Similar bills have been filed in the House. Wentworth's second DNA bill calls for extending the statute of limitations for sexual assault from five to 15 years, specifically because of advances in forensic techniques involving DNA testing. Lavernia's case was one of two surprise DNA revelations that occurred last year in Travis County. Testing also cleared Chris Ochoa of a wrongful conviction for the 1988 rape and murder of a Pizza Hut employee. And in 1997, Ben Salazar was exonerated for a 1992 rape.

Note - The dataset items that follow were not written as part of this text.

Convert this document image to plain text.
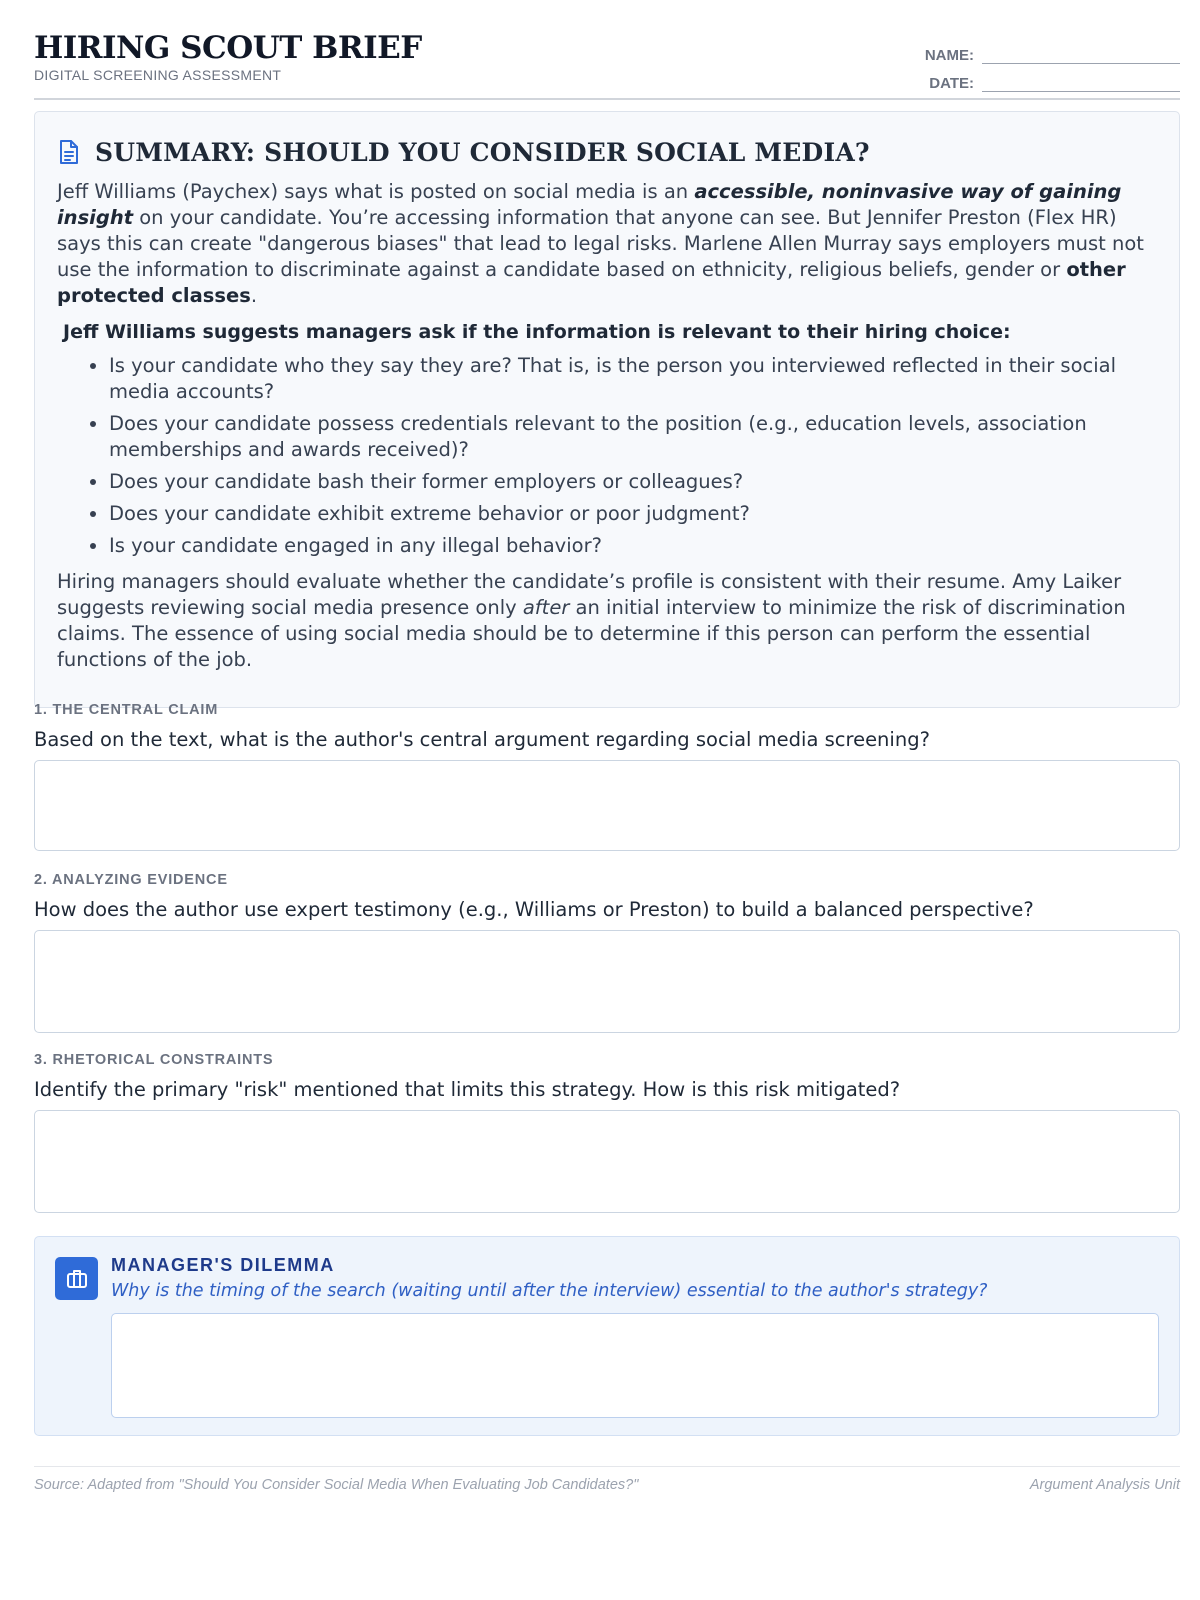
HIRING SCOUT BRIEF
DIGITAL SCREENING ASSESSMENT
NAME:
DATE:
SUMMARY: SHOULD YOU CONSIDER SOCIAL MEDIA?

Jeff Williams (Paychex) says what is posted on social media is an accessible, noninvasive way of gaining insight on your candidate. You’re accessing information that anyone can see. But Jennifer Preston (Flex HR) says this can create "dangerous biases" that lead to legal risks. Marlene Allen Murray says employers must not use the information to discriminate against a candidate based on ethnicity, religious beliefs, gender or other protected classes.

Jeff Williams suggests managers ask if the information is relevant to their hiring choice:

• Is your candidate who they say they are? That is, is the person you interviewed reflected in their social media accounts?
• Does your candidate possess credentials relevant to the position (e.g., education levels, association memberships and awards received)?
• Does your candidate bash their former employers or colleagues?
• Does your candidate exhibit extreme behavior or poor judgment?
• Is your candidate engaged in any illegal behavior?

Hiring managers should evaluate whether the candidate’s profile is consistent with their resume. Amy Laiker suggests reviewing social media presence only after an initial interview to minimize the risk of discrimination claims. The essence of using social media should be to determine if this person can perform the essential functions of the job.

1. THE CENTRAL CLAIM
Based on the text, what is the author's central argument regarding social media screening?
2. ANALYZING EVIDENCE
How does the author use expert testimony (e.g., Williams or Preston) to build a balanced perspective?
3. RHETORICAL CONSTRAINTS
Identify the primary "risk" mentioned that limits this strategy. How is this risk mitigated?
MANAGER'S DILEMMA
Why is the timing of the search (waiting until after the interview) essential to the author's strategy?
Source: Adapted from "Should You Consider Social Media When Evaluating Job Candidates?"	Argument Analysis Unit
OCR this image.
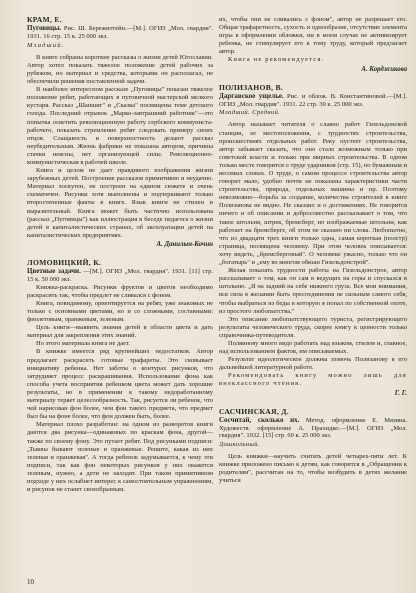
КРАМ, Е.

Пуговицы. Рис. Ш. Бережиттейн.—[М.]. ОГИЗ „Мол. гвардия". 1931. 16 стр. 15 к. 25 000 экз.

Младший.

В книге собраны короткие рассказы о жизни детей Югославии. Автор хотел показать тяжелое положение детей рабочих за рубежом, но материал и средства, которыми он располагал, не обеспечили решения поставленной задачи.

В наиболее интересном рассказе „Пуговицы" показан тяжелое положение ребят, работающих в пуговичной мастерской мелкого кустаря. Рассказ „Шаншиг" и „Сказка" посвящены теме детского голода. Последний отрывок „Марко-завтрашний работник"—это попытка осветить революционную работу сербского коммуниста-рабочего, показать стремление ребят следовать примеру своих отцов. Слащавость и поверхностность делают рассказ неубедительным. Жизнь фабрики не показана автором, причины стачки неясны, нет организующей силы. Революционно-коммунистическая в рабочей школе.

Книга и целом не дает правдивого изображения жизни зарубежных детей. Построение рассказов примитивно и неудачно. Материал лоскутен, не построен на едином сюжете и очень схематичен. Рисунки хотя выполнены и подчеркивают только второстепенные факты в книге. Язык книги не стилен и выразительный. Книга может быть частично использована (рассказ „Пуговицы") как иллюстрация в беседе педагога о жизни детей в капиталистических странах, об эксплуатации детей на капиталистических предприятиях.

А. Данилын-Кочин

ЛОМОВИЦКИЙ, К.

Цветные задачи. —[М.]. ОГИЗ „Мол. гвардия". 1931. [11] стр. 15 к. 50 000 экз.

Книжка-раскраска. Рисунки фруктов и цветов необходимо раскрасить так, чтобы предлет не сливался с фоном.

Книга, повидимому, ориентируется на ребят, уже знакомых не только с основными цветами, но и со сложными, составными: фиолетовым, оранжевым, зеленым.

Цель книги—выявить знания детей в области цвета и дать материал для закрепления этих знаний.

Но этого материала книга не дает.

В книжке имеется ряд крупнейших недостатков. Автор предлагает раскрасить готовые трафареты. Это сковывает инициативу ребенка. Нет заботы о контурах рисунков, что затрудняет процесс раскрашивания. Использование фона как способа учета восприятия ребенком цвета может дать хорошие результаты, но в применении к такому недоработанному материалу теряет целесообразность. Так, рисуется ли ребенок, что чей нарисован фон более, чем фон такого предмета, что предмет был бы на фоне более, что фон должен быть, более.

Материал плохо разработан: на одном из разворотов книги даются два рисунка—одинаковых по краскам фона, другой—также по своему фону. Это путает ребят. Под рисунками подписи: „Тыквы бывают зеленые и оранжевые. Решите, какая из них зеленая и оранжевая". А тогда ребенок задумывается, к чему эти подписи, так как фон некоторых рисунков у них окажется зеленым, нужно, а дети не находят. При таком примитивном подходе у них ослабнет интерес к самостоятельным упражнениям, и рисунок не станет своеобразным.

их, чтобы они не сливались с фоном", автор не разрешает его. Общая трафаретность, сухость и однообразие, отсутствие элемента игры в оформлении обложки, ни в моем случае не активизирует ребенка, не стимулирует его к тому труду, который предлагает автор.

Книга не рекомендуется.

А. Корджикова

ПОЛИЗАНОВ, В.

Даргавское ущелье. Рис. и облож. В. Константиновой.—[М.]. ОГИЗ „Мол. гвардия". 1931. 22 стр. 30 к. 25 000 экз.

Младший. Средний.

Автор называет читателя о славно работ Гизельдонской станции, ее местоположения, с трудностях строительства, происшествиях отдельных работ. Реку пустеет строительства, автор забывает сказать, что оно стало возможным только при советской власти и только при мирных строительства. В одном только месте говорится о труде ударников (стр. 15), но бумажным и весомых словах. О труде, о самом процессе строительства автор говорит мало, удобно почти не показаны характеристики части строительства, природа, отдельных машины и пр. Поэтому невозможно—борьба за создание, количества строителей в книге Полизанова не видно. Не сказано и о достижениях. Не говорится ничего и об описании и добросовестно рассказывает о том, что такое штольня, штрек, бремсберг, но изображаемые штольни, как работает на бремсберге, об этом не сказано ни слова. Любопытно, что из двадцати трех книги только одна, самая короткая (полстр) страница, посвящена человеку. При этом человек описывается: хочу видеть, „бремсберговый". О человеке ужасно, только что он „богатырь" и „ему во многом обязан Гизельдонстрой".

Желая показать трудности работы на Гизельдонстрое, автор рассказывает о том, как он сам в ведущих на горы и спускался в штольню. „Я на задний на себе нижнего груза. Все мои внимания, вся сила в желании быть пресоединения не сильным самого себя, чтобы выбраться из беды в которую я попал по собственной охоте, из простого любопытства."

Это описание любопытствующего туриста, регистрирующего результаты человеческого труда, скорее книгу к ценности только справочника-путеводителя.

Поляинову много видо работать над языком, стилем и, главное, над использованием фактов, им описываемых.

Результат идеологическое должны помочь Полизанову в его дальнейшей литературной работе.

Рекомендовать книгу можно лишь для внеклассного чтения.

Г. Г.

САСЧИНСКАЯ, Д.

Сосчитай, сколько их. Метод. оформление Е. Мязина. Художеств. оформление А. Прахидко.—[М.]. ОГИЗ „Мол. гвардия". 1932. [15] стр. 60 к. 25 000 экз.

Дошкольный.

Цель книжки—научить считать детей четырех-пяти лет. К книжке приложено письмо к детям, как говорится в „Обращении к родителям", рассчитан на то, чтобы возбудить в детях желание учиться

10
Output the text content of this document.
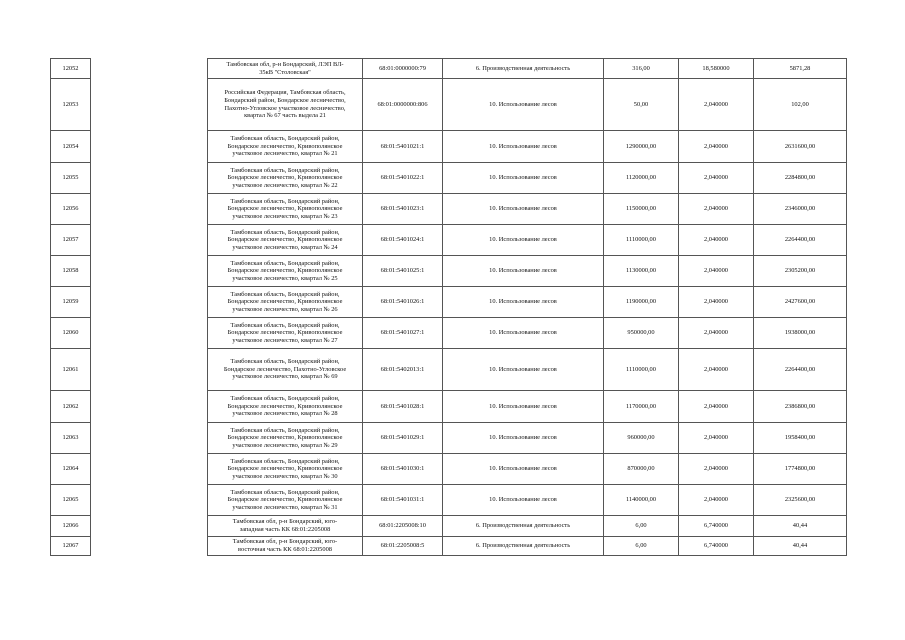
12052		Тамбовская обл, р-н Бондарский, ЛЭП ВЛ-
35кВ "Столовская"	68:01:0000000:79	6. Производственная деятельность	316,00	18,580000	5871,28
12053		Российская Федерация, Тамбовская область,
Бондарский район, Бондарское лесничество,
Пахотно-Угловское участковое лесничество,
квартал № 67 часть выдела 21	68:01:0000000:806	10. Использование лесов	50,00	2,040000	102,00
12054		Тамбовская область, Бондарский район,
Бондарское лесничество, Кривополянское
участковое лесничество, квартал № 21	68:01:5401021:1	10. Использование лесов	1290000,00	2,040000	2631600,00
12055		Тамбовская область, Бондарский район,
Бондарское лесничество, Кривополянское
участковое лесничество, квартал № 22	68:01:5401022:1	10. Использование лесов	1120000,00	2,040000	2284800,00
12056		Тамбовская область, Бондарский район,
Бондарское лесничество, Кривополянское
участковое лесничество, квартал № 23	68:01:5401023:1	10. Использование лесов	1150000,00	2,040000	2346000,00
12057		Тамбовская область, Бондарский район,
Бондарское лесничество, Кривополянское
участковое лесничество, квартал № 24	68:01:5401024:1	10. Использование лесов	1110000,00	2,040000	2264400,00
12058		Тамбовская область, Бондарский район,
Бондарское лесничество, Кривополянское
участковое лесничество, квартал № 25	68:01:5401025:1	10. Использование лесов	1130000,00	2,040000	2305200,00
12059		Тамбовская область, Бондарский район,
Бондарское лесничество, Кривополянское
участковое лесничество, квартал № 26	68:01:5401026:1	10. Использование лесов	1190000,00	2,040000	2427600,00
12060		Тамбовская область, Бондарский район,
Бондарское лесничество, Кривополянское
участковое лесничество, квартал № 27	68:01:5401027:1	10. Использование лесов	950000,00	2,040000	1938000,00
12061		Тамбовская область, Бондарский район,
Бондарское лесничество, Пахотно-Угловское
участковое лесничество, квартал № 69	68:01:5402013:1	10. Использование лесов	1110000,00	2,040000	2264400,00
12062		Тамбовская область, Бондарский район,
Бондарское лесничество, Кривополянское
участковое лесничество, квартал № 28	68:01:5401028:1	10. Использование лесов	1170000,00	2,040000	2386800,00
12063		Тамбовская область, Бондарский район,
Бондарское лесничество, Кривополянское
участковое лесничество, квартал № 29	68:01:5401029:1	10. Использование лесов	960000,00	2,040000	1958400,00
12064		Тамбовская область, Бондарский район,
Бондарское лесничество, Кривополянское
участковое лесничество, квартал № 30	68:01:5401030:1	10. Использование лесов	870000,00	2,040000	1774800,00
12065		Тамбовская область, Бондарский район,
Бондарское лесничество, Кривополянское
участковое лесничество, квартал № 31	68:01:5401031:1	10. Использование лесов	1140000,00	2,040000	2325600,00
12066		Тамбовская обл, р-н Бондарский, юго-
западная часть КК 68:01:2205008	68:01:2205008:10	6. Производственная деятельность	6,00	6,740000	40,44
12067		Тамбовская обл, р-н Бондарский, юго-
восточная часть КК 68:01:2205008	68:01:2205008:5	6. Производственная деятельность	6,00	6,740000	40,44
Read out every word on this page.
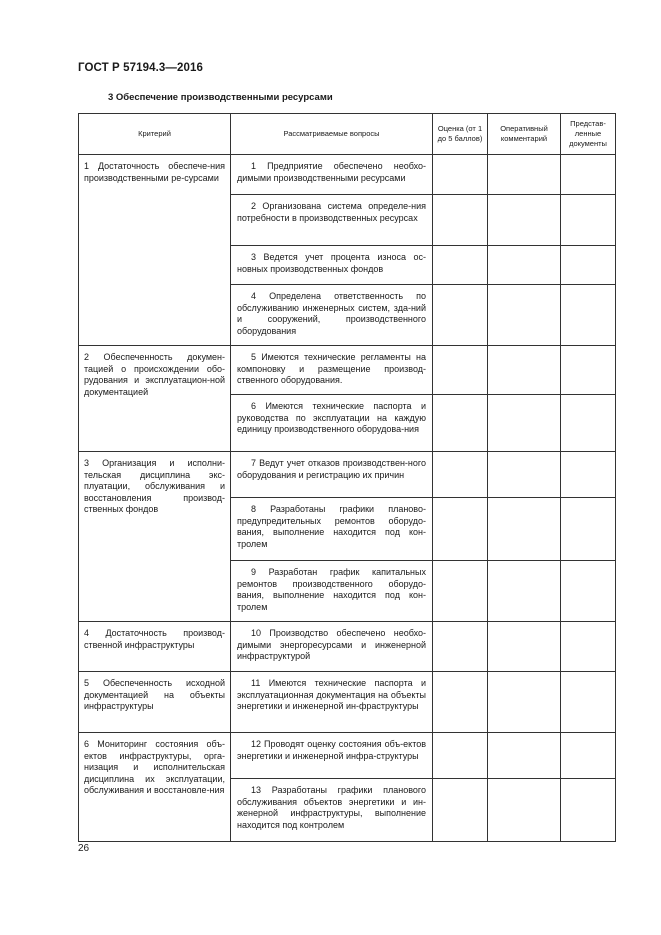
ГОСТ Р 57194.3—2016
3 Обеспечение производственными ресурсами
Критерий	Рассматриваемые вопросы	Оценка (от 1 до 5 баллов)	Оперативный комментарий	Представ-ленные документы

1 Достаточность обеспече-ния производственными ре-сурсами	1 Предприятие обеспечено необхо-димыми производственными ресурсами			
	2 Организована система определе-ния потребности в производственных ресурсах			
	3 Ведется учет процента износа ос-новных производственных фондов			
	4 Определена ответственность по обслуживанию инженерных систем, зда-ний и сооружений, производственного оборудования			

2 Обеспеченность докумен-тацией о происхождении обо-рудования и эксплуатацион-ной документацией	5 Имеются технические регламенты на компоновку и размещение производ-ственного оборудования.			
	6 Имеются технические паспорта и руководства по эксплуатации на каждую единицу производственного оборудова-ния			

3 Организация и исполни-тельская дисциплина экс-плуатации, обслуживания и восстановления производ-ственных фондов	7 Ведут учет отказов производствен-ного оборудования и регистрацию их причин			
	8 Разработаны графики планово-предупредительных ремонтов оборудо-вания, выполнение находится под кон-тролем			
	9 Разработан график капитальных ремонтов производственного оборудо-вания, выполнение находится под кон-тролем			

4 Достаточность производ-ственной инфраструктуры	10 Производство обеспечено необхо-димыми энергоресурсами и инженерной инфраструктурой			

5 Обеспеченность исходной документацией на объекты инфраструктуры	11 Имеются технические паспорта и эксплуатационная документация на объекты энергетики и инженерной ин-фраструктуры			

6 Мониторинг состояния объ-ектов инфраструктуры, орга-низация и исполнительская дисциплина их эксплуатации, обслуживания и восстановле-ния	12 Проводят оценку состояния объ-ектов энергетики и инженерной инфра-структуры			
	13 Разработаны графики планового обслуживания объектов энергетики и ин-женерной инфраструктуры, выполнение находится под контролем			
26
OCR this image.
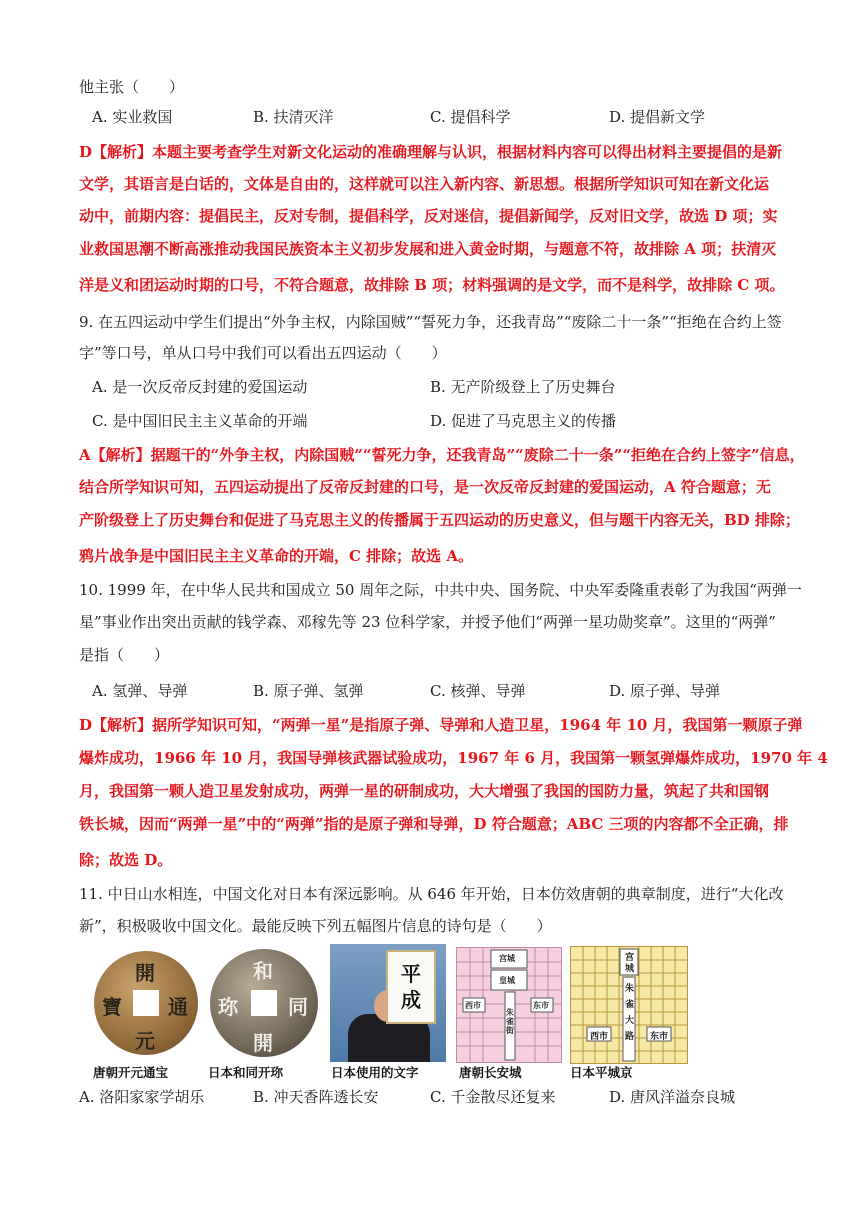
他主张（　　）
A. 实业救国	B. 扶清灭洋	C. 提倡科学	D. 提倡新文学
D【解析】本题主要考查学生对新文化运动的准确理解与认识，根据材料内容可以得出材料主要提倡的是新
文学，其语言是白话的，文体是自由的，这样就可以注入新内容、新思想。根据所学知识可知在新文化运
动中，前期内容：提倡民主，反对专制，提倡科学，反对迷信，提倡新闻学，反对旧文学，故选 D 项；实
业救国思潮不断高涨推动我国民族资本主义初步发展和进入黄金时期，与题意不符，故排除 A 项；扶清灭
洋是义和团运动时期的口号，不符合题意，故排除 B 项；材料强调的是文学，而不是科学，故排除 C 项。
9. 在五四运动中学生们提出“外争主权，内除国贼”“誓死力争，还我青岛”“废除二十一条”“拒绝在合约上签
字”等口号，单从口号中我们可以看出五四运动（　　）
A. 是一次反帝反封建的爱国运动	B. 无产阶级登上了历史舞台
C. 是中国旧民主主义革命的开端	D. 促进了马克思主义的传播
A【解析】据题干的“外争主权，内除国贼”“誓死力争，还我青岛”“废除二十一条”“拒绝在合约上签字”信息，
结合所学知识可知，五四运动提出了反帝反封建的口号，是一次反帝反封建的爱国运动，A 符合题意；无
产阶级登上了历史舞台和促进了马克思主义的传播属于五四运动的历史意义，但与题干内容无关，BD 排除；
鸦片战争是中国旧民主主义革命的开端，C 排除；故选 A。
10. 1999 年，在中华人民共和国成立 50 周年之际，中共中央、国务院、中央军委隆重表彰了为我国“两弹一
星”事业作出突出贡献的钱学森、邓稼先等 23 位科学家，并授予他们“两弹一星功勋奖章”。这里的“两弹”
是指（　　）
A. 氢弹、导弹	B. 原子弹、氢弹	C. 核弹、导弹	D. 原子弹、导弹
D【解析】据所学知识可知，“两弹一星”是指原子弹、导弹和人造卫星，1964 年 10 月，我国第一颗原子弹
爆炸成功，1966 年 10 月，我国导弹核武器试验成功，1967 年 6 月，我国第一颗氢弹爆炸成功，1970 年 4
月，我国第一颗人造卫星发射成功，两弹一星的研制成功，大大增强了我国的国防力量，筑起了共和国钢
铁长城，因而“两弹一星”中的“两弹”指的是原子弹和导弹，D 符合题意；ABC 三项的内容都不全正确，排
除；故选 D。
11. 中日山水相连，中国文化对日本有深远影响。从 646 年开始，日本仿效唐朝的典章制度，进行“大化改
新”，积极吸收中国文化。最能反映下列五幅图片信息的诗句是（　　）
開
通
元
寶
和
同
開
珎
平
成
宫城
皇城
西市	东市
朱雀街
宫
城
朱
雀
大
路
西市	东市
唐朝开元通宝	日本和同开珎	日本使用的文字	唐朝长安城	日本平城京
A. 洛阳家家学胡乐	B. 冲天香阵透长安	C. 千金散尽还复来	D. 唐风洋溢奈良城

If not for an Austin police detective, Lavernia might still be in prison. As it happened, J.W. Thompson had interviewed Lavernia in the fall of 1999 about an unsolved murder case in the Barton Creek Greenbelt. Lavernia asked Thompson if he could provide a DNA sample to prove his innocence in the Barton Creek rape case. Even then, police officers weren't fully aware of the advances in DNA testing, so it's fortunate for Lavernia that Thompson even pursued his request, said Assistant District Attorney Bryan Case, who oversees the appellate division. "There's a lot of cops over there who wouldn't have gone to the trouble of picking up the phone and calling a prosecutor and saying, 'Hey, what do I do with this?' The fact that he did that really says a lot," Case said.